According to her, if the Centre borrows any money, it will result in a rise in bond yields, which in turn would result in an increase of borrowing costs for the government and private sectors.

Monday’s meeting ended without reaching any consensus, as it happened in the last two meetings.

The Centre has been proposing the states to borrow against future GST collections to make up for the shortfall.
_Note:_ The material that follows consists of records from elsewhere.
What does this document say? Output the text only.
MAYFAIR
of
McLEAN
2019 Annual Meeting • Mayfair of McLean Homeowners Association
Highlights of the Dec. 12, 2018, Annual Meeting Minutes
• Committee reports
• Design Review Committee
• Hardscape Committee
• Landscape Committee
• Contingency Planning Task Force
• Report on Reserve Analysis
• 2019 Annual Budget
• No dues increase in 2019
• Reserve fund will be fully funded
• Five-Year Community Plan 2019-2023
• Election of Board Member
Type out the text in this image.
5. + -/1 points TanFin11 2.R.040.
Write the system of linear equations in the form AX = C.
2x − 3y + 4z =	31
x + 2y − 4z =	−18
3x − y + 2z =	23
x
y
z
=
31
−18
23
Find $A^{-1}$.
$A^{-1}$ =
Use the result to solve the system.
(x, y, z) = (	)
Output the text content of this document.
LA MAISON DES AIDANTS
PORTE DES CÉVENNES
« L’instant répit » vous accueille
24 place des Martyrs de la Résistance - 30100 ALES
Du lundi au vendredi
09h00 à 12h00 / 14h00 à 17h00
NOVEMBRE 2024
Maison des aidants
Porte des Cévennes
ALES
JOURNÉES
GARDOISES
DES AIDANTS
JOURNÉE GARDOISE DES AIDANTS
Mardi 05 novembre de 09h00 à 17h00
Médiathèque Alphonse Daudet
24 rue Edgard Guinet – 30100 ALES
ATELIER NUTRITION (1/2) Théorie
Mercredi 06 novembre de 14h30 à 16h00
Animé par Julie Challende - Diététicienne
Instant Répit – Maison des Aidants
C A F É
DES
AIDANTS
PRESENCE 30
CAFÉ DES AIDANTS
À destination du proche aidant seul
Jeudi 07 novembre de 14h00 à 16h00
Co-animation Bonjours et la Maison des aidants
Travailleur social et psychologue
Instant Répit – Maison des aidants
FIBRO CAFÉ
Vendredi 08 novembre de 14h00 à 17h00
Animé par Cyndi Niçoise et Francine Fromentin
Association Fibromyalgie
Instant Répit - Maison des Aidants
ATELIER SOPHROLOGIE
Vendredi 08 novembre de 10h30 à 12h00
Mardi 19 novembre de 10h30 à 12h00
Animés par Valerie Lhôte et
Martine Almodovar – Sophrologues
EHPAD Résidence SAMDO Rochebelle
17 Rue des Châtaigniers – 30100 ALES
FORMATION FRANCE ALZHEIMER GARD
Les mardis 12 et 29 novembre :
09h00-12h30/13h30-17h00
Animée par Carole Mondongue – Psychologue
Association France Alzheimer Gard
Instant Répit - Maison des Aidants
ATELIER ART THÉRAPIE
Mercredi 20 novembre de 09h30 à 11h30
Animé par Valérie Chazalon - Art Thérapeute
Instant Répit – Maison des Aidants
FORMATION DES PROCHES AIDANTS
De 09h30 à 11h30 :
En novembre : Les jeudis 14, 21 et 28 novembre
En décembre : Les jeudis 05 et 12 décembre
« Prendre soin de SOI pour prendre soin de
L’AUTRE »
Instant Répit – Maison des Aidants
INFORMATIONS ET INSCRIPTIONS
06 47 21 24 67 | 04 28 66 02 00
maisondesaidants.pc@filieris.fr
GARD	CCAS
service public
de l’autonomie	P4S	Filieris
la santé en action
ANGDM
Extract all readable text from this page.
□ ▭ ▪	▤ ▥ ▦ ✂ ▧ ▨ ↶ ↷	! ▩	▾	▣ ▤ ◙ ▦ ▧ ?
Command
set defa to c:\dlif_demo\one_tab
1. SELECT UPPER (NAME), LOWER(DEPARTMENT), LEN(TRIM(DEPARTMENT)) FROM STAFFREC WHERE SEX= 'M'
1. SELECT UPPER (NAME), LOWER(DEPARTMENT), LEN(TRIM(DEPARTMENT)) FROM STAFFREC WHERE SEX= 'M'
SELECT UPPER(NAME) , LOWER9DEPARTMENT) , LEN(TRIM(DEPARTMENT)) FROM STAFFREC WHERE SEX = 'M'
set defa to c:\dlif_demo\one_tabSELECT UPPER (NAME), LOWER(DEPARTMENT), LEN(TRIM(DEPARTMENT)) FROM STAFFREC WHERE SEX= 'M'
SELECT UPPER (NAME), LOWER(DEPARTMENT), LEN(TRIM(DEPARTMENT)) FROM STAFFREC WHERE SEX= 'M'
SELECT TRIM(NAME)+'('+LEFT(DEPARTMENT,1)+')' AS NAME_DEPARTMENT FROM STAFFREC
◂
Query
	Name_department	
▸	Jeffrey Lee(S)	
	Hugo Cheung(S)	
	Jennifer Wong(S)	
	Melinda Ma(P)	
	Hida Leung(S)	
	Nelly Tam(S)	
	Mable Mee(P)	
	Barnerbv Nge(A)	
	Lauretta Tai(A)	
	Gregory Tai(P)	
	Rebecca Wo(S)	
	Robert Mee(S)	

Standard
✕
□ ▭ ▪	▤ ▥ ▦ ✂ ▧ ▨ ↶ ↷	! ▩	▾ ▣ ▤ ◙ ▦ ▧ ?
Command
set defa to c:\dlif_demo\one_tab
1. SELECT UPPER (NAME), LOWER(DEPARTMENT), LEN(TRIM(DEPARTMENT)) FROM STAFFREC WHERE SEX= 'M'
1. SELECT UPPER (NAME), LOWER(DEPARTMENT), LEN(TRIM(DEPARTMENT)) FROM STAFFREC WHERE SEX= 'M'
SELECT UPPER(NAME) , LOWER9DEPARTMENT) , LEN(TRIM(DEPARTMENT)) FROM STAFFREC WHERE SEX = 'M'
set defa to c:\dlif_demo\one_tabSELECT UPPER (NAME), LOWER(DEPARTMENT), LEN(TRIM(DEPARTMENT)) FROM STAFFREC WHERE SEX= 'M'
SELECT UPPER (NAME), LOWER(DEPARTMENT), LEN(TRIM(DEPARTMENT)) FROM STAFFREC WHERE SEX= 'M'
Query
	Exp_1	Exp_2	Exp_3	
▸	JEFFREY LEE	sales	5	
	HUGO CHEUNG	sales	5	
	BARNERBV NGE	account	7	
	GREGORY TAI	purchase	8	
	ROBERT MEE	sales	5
The finance minister said that 21 states had agreed to take this suggestion.

However, other states insisted on a decision to be taken by consensus, she said.

“We were not able to arrive at a consensus,” Sitharaman said.

In its previous meeting last week, the Council had decided to extend the surcharge on taxes on luxury goods such as cars and tobacco products beyond June 2022 but failed to reach a consensus on ways to compensate states for loss of tax revenue.

The projected total compensation shortfall in the current fiscal stands at Rs 2.35 lakh crore.

As many as 21 states — which are BJP-ruled or have supported it on various issues — have opted to borrow Rs 1.10 lakh crore to meet the compensation shortfall.

The Centre has released Rs 20,000 crore to the states towards compensation shortfall so far in the current fiscal.